Thursday, September 8, 2011

Types of Dystopos: Astroturf

Examples: The Handmaid’s Tale, Brave New World, Fahrenheit 451

I just finished Atwood’s The Handmaid’s Tale, one of the many “classic” dystopian novels that make up this genre’s history—and I was struck by Atwood’s decision to set her novel so close to the founding of her dystopia, Gilead.

New regimes are sometimes forged by revolution, born of sweat and popular dissent—created by grassroots movements that call and clamor for change. Few dystopias arise from this, if only because where they end up is ultimately a population of people too miserable, or lethargic, or both. Instead, as in Handmaid’s Tale and Brave New World and Fahrenheit 451, the dystopian system just springs into life, a fake grassroots movement—astroturf. Extremists in Handmaid’s Tale gun down the American Senate; we have intimations that the caste system of BNW was developed by scientists and World Controllers.

Having an astroturf dystopia means that some of the characters in the novel will have that unwieldy double-consciousness: living in a brave new world, with memories of the one still passing away from history. We have a strange sense that people born into an environment won’t challenge it nearly as much—and so it is an interesting opportunity to have someone who has seen two worlds. Offred, the narrator of Handmaid’s Tale, remembers spending her childhood and adolescence and twenty-something years in a world just like ours; it makes her thoughts and feelings more akin to our own, to see a world of constant order and danger and repression, all the while comparing it to the world she knew before.
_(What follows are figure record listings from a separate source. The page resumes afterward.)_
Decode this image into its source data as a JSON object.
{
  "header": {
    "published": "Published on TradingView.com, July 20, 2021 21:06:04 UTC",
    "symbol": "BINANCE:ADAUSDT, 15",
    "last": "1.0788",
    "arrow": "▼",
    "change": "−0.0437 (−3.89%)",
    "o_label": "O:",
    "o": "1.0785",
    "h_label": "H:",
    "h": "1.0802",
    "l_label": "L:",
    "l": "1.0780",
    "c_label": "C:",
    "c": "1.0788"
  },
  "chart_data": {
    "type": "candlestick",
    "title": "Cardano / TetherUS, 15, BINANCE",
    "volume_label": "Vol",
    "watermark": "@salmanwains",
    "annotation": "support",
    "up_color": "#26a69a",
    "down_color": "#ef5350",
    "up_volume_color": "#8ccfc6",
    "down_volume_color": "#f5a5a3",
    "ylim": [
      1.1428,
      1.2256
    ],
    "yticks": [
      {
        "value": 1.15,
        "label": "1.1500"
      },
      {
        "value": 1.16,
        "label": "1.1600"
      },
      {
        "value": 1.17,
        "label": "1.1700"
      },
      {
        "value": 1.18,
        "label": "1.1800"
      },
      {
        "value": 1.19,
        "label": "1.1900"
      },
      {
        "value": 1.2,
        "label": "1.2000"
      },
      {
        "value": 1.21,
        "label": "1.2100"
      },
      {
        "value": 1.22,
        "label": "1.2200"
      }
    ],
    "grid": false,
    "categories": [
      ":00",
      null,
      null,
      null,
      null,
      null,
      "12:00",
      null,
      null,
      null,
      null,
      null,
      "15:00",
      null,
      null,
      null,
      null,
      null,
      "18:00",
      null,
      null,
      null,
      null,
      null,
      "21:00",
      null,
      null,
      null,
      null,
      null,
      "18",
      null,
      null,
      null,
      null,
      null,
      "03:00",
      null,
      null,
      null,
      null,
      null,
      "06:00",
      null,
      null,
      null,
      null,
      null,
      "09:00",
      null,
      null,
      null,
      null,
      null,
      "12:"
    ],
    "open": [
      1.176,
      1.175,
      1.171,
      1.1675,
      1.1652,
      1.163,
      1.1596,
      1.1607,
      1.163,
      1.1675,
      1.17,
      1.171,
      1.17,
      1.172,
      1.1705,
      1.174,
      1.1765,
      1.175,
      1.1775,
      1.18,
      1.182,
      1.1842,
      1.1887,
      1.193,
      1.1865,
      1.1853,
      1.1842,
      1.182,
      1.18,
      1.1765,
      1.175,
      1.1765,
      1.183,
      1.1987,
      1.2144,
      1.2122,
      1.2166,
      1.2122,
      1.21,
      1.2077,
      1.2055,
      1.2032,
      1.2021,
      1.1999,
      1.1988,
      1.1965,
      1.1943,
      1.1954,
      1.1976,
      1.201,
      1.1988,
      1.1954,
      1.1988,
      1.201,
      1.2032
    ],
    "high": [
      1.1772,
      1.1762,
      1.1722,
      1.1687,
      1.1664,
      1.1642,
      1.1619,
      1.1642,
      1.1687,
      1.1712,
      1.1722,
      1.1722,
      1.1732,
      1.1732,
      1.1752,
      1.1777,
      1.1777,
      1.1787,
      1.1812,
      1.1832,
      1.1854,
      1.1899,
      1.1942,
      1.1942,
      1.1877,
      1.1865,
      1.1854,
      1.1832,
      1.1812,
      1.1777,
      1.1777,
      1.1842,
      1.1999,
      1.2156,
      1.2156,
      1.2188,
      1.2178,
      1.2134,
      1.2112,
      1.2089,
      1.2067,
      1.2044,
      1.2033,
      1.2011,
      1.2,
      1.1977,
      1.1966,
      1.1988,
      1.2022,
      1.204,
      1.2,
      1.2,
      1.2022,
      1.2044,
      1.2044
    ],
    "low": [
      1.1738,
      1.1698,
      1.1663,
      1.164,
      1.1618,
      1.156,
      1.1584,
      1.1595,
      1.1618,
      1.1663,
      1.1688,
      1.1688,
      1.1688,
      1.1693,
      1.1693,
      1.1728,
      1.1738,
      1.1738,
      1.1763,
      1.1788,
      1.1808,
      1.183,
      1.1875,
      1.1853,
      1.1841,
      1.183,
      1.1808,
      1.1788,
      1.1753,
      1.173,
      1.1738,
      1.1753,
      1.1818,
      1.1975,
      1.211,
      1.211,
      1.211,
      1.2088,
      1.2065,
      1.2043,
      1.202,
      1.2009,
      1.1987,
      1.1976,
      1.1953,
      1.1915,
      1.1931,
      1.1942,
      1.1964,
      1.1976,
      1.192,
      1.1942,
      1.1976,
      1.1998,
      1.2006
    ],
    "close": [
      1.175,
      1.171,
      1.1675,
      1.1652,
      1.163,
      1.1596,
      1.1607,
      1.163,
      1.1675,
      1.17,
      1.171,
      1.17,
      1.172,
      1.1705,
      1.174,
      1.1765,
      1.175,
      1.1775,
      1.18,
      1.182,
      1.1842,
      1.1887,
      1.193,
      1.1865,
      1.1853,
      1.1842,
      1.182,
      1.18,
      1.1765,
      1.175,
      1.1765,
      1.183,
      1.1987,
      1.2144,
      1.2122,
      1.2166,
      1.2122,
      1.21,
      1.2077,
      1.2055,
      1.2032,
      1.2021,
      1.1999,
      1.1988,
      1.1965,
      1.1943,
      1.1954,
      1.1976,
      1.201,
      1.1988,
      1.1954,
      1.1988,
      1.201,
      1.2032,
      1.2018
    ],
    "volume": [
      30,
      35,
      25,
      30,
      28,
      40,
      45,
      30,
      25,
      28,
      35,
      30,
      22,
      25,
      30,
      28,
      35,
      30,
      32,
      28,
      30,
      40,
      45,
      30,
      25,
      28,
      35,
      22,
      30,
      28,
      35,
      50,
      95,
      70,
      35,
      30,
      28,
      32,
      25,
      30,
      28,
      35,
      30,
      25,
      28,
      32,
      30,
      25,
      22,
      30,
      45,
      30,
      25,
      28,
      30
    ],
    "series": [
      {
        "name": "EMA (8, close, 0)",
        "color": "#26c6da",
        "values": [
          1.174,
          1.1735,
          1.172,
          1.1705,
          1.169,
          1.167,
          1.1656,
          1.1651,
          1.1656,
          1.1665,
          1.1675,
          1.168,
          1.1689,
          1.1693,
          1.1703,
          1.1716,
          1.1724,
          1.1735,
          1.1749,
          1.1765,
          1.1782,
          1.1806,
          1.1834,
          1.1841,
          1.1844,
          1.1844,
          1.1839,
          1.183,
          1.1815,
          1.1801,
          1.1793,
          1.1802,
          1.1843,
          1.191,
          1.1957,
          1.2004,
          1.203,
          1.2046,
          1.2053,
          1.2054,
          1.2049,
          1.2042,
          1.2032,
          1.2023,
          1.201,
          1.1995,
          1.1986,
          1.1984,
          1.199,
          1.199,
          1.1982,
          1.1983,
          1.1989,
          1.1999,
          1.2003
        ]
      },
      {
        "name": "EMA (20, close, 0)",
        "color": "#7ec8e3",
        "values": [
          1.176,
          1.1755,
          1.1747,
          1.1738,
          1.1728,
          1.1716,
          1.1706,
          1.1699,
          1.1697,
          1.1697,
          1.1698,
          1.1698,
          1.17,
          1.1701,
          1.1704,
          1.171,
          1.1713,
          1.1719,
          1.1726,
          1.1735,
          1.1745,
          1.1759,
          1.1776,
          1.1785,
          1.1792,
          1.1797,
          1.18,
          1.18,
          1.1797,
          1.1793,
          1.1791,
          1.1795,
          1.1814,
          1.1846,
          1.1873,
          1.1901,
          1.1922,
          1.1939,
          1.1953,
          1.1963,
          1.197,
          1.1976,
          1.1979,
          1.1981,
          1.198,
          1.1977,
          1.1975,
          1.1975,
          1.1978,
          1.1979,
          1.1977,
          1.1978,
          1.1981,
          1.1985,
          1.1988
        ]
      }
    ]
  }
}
This kind of dystopia facilitates one kind of scene that you rarely see in other dystopias: the villain comparing the two worlds, the one that was ours and the one that is theirs. In a deleted scene from F451, Captain Beatty has an apartment full of books and talks about censorship with relish; in Brave New World, Mustapha Mond believes that the world he has created is certainly more bland, but infinitely happier than the one he has replaced.

In the end, these astroturf dystopias tend to come apart at the seams. The authors of these books seem to agree that when you change a world from the top down, those millions of people who remember the old ways won’t. F451 ends with a megaton blast that blows away the dystopian city as quickly as it swept away the world before—Handmaid’s Tale ends with a report from a professor who studies Gileadean literature, showing that Gilead rose quickly and fell just as quick.